Entonces comprendí sobresaltado que estaba pasando más tiempo en estos
túneles oscuros del que quería, y empecé a buscar los escalones por los cuales
Conan había ascendido. Los encontré y, siguiéndolos, volví a respirar
profundamente y con alivio cuando el repentino resplandor de la luz del sol
llenó el pasadizo. Salí a la cornisa, ahora desgastada hasta ser poco más que
un bulto en la fachada del acantilado.

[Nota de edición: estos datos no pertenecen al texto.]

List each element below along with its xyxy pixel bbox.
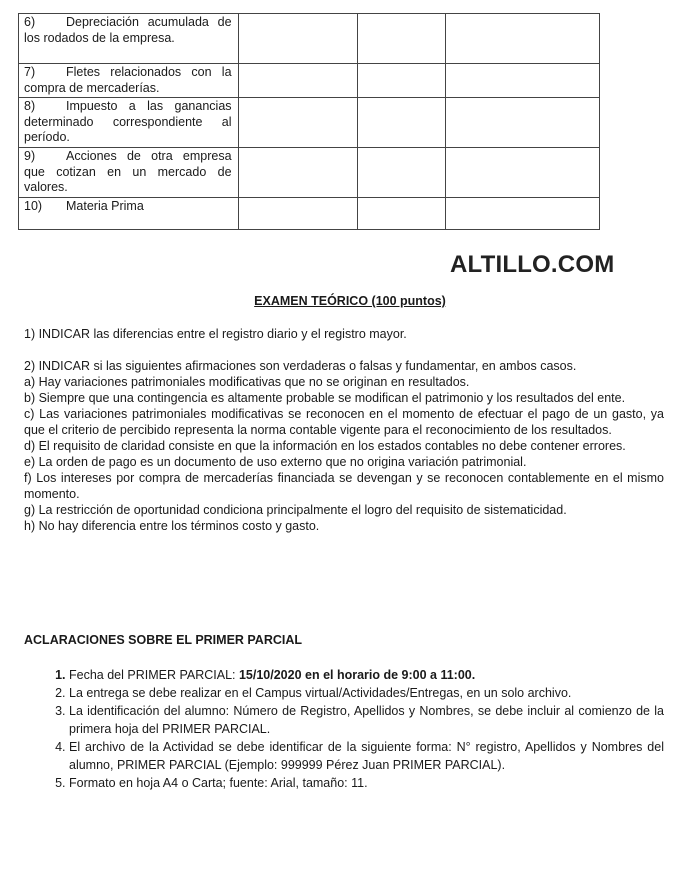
list-item: 3. La identificación del alumno: Número de Registro, Apellidos y Nombres, se debe incluir al comienzo de la primera hoja del PRIMER PARCIAL. [69,702,664,738]
statement-item: g) La restricción de oportunidad condiciona principalmente el logro del requisito de sistematicidad. [24,503,567,517]
list-item: 5. Formato en hoja A4 o Carta; fuente: Arial, tamaño: 11. [69,774,664,792]
question-2 [24,358,664,534]
row-text: Materia Prima [66,198,144,213]
table-cell [358,64,446,98]
table-row [19,148,600,198]
row-description [19,14,239,64]
list-item: 2. La entrega se debe realizar en el Campus virtual/Actividades/Entregas, en un solo archivo. [69,684,664,702]
question-2-intro: 2) INDICAR si las siguientes afirmaciones son verdaderas o falsas y fundamentar, en ambos casos. [24,359,577,373]
table-cell [238,148,358,198]
table-row [19,197,600,229]
item-1-prefix: Fecha del PRIMER PARCIAL: [69,668,239,682]
table-cell [446,197,600,229]
table-cell [238,98,358,148]
row-number: 8) [24,99,36,113]
table-cell [446,148,600,198]
table-cell [358,98,446,148]
row-number: 6) [24,15,36,29]
table-cell [446,98,600,148]
row-description [19,148,239,198]
row-number: 10) [24,198,43,213]
table-cell [358,197,446,229]
list-item [69,666,664,684]
list-item: 4. El archivo de la Actividad se debe identificar de la siguiente forma: N° registro, Apellidos y Nombres del alumno, PRIMER PARCIAL (Ejemplo: 999999 Pérez Juan PRIMER PARCIAL). [69,738,664,774]
table-cell [238,14,358,64]
question-1: 1) INDICAR las diferencias entre el registro diario y el registro mayor. [24,327,407,341]
table-cell [446,64,600,98]
row-text: Acciones de otra empresa que cotizan en un mercado de valores. [24,149,232,194]
accounts-table [18,13,600,230]
statement-item: a) Hay variaciones patrimoniales modificativas que no se originan en resultados. [24,375,470,389]
row-description [19,64,239,98]
table-cell [358,14,446,64]
row-description [19,197,239,229]
row-text: Impuesto a las ganancias determinado correspondiente al período. [24,99,232,144]
site-logo: ALTILLO.COM [450,251,615,278]
table-row [19,14,600,64]
clarifications-list [24,666,664,792]
table-row [19,64,600,98]
table-row [19,98,600,148]
clarifications-title: ACLARACIONES SOBRE EL PRIMER PARCIAL [24,633,303,647]
table-cell [446,14,600,64]
table-cell [238,64,358,98]
row-text: Depreciación acumulada de los rodados de la empresa. [24,15,232,45]
statement-item: d) El requisito de claridad consiste en que la información en los estados contables no debe contener errores. [24,439,626,453]
table-cell [238,197,358,229]
statement-item: b) Siempre que una contingencia es altamente probable se modifican el patrimonio y los resultados del ente. [24,391,626,405]
table-cell [358,148,446,198]
statement-item: e) La orden de pago es un documento de uso externo que no origina variación patrimonial. [24,455,527,469]
statement-item: f) Los intereses por compra de mercaderías financiada se devengan y se reconocen contablemente en el mismo momento. [24,471,664,501]
row-text: Fletes relacionados con la compra de mercaderías. [24,65,232,95]
item-1-date: 15/10/2020 en el horario de 9:00 a 11:00. [238,668,476,682]
row-description [19,98,239,148]
exam-title: EXAMEN TEÓRICO (100 puntos) [254,294,446,308]
statement-item: h) No hay diferencia entre los términos costo y gasto. [24,519,320,533]
row-number: 9) [24,149,36,163]
statement-item: c) Las variaciones patrimoniales modificativas se reconocen en el momento de efectuar el pago de un gasto, ya que el criterio de percibido representa la norma contable vigente para el reconocimiento de los resultados. [24,407,664,437]
row-number: 7) [24,65,36,79]
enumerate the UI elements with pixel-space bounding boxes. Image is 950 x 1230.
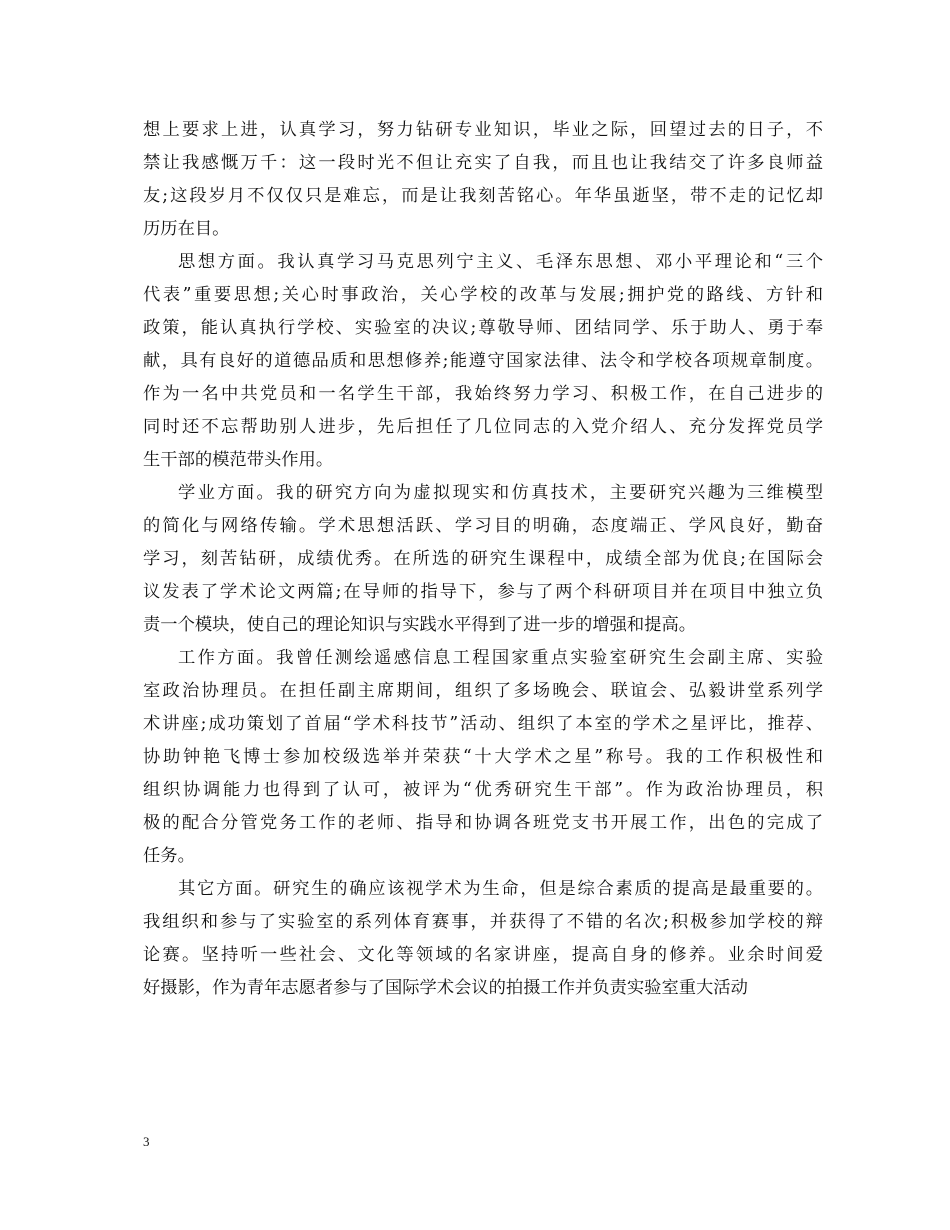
other-paragraph: [143, 873, 823, 1005]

Y vi el gran río, que antaño había
rugido como un monstruo aprisionado entre las crudas paredes de su estrecho
cauce, y luego había ido menguando con el paso de los eones hasta no ser más
que un arroyuelo, allá a lo lejos, muy por debajo de mí, correteando silencioso
entre las piedras camino del mar.
Sí, la superficie de la tierra cambia; los ríos crecen o menguan, las
montañas se levantan y se desmoronan, los lagos se secan, los continentes se
alteran; pero bajo la tierra la obra de manos perdidas y misteriosas dormitaba
a salvo del paso del Tiempo. Su obra, sí, pero ¿y las manos que habían erigido
esa obra? ¿Acaso ellas también acechaban bajo el seno de las colinas?